Comment construit-on sa relation à l’autre dans un monde où la représentation de la sexualité est omniprésente ? Depuis une quinzaine d’années, le Dr Kpote fréquente les lycées et les Centres de formation d’apprentis (CFA) d’Île-de-France pour y faire de la prévention sur la sexualité, en plus de sa chronique mensuelle pour le magazine Causette. Sur le terrain, il côtoie des jeunes dont les préoccupations en matière de sexe et d’amour sont exacerbées par un environnement où tout est exposé, liké, partagé puis zappé.

Les enfants des soixante-huitards ont démarré leur vie sexuelle avec la menace du VIH en tête. Qu’est-ce qui occupe l’esprit des jeunes aujourd’hui ?

Dr Kpote : Je ne crois pas qu’il y ait un aspect qui se détache vraiment. Au contraire, ils sont débordés par l’information.

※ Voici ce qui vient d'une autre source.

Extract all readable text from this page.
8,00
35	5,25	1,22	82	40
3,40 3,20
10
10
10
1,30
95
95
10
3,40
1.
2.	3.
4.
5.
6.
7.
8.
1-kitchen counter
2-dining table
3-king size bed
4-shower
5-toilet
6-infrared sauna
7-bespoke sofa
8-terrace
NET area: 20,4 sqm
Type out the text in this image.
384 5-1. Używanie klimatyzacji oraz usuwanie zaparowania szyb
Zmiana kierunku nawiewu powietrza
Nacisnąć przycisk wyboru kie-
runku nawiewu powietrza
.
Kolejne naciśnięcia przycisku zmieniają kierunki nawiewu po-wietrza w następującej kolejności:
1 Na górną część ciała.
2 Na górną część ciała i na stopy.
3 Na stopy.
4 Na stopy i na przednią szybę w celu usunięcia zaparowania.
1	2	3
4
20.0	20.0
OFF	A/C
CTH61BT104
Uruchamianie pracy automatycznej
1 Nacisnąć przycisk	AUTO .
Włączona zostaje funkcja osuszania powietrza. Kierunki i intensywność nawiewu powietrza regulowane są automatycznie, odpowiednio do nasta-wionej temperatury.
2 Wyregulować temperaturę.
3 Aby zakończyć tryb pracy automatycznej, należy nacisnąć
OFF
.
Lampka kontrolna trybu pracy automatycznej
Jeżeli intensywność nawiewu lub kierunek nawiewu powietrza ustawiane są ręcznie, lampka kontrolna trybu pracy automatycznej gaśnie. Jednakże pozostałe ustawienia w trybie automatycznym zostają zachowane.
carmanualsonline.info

Entre les séances de prévention qui s’accumulent dans les collèges et lycées, les messages qui se télescopent sur le Net, les réseaux sociaux, la sexualité devenue omniprésente… Aujourd’hui, même pour vendre une Fiat, la pub met du viagra dedans ! Les jeunes essaient de se débrouiller avec tout ça, à un âge où ils découvrent leur corps et leur relation à l’autre.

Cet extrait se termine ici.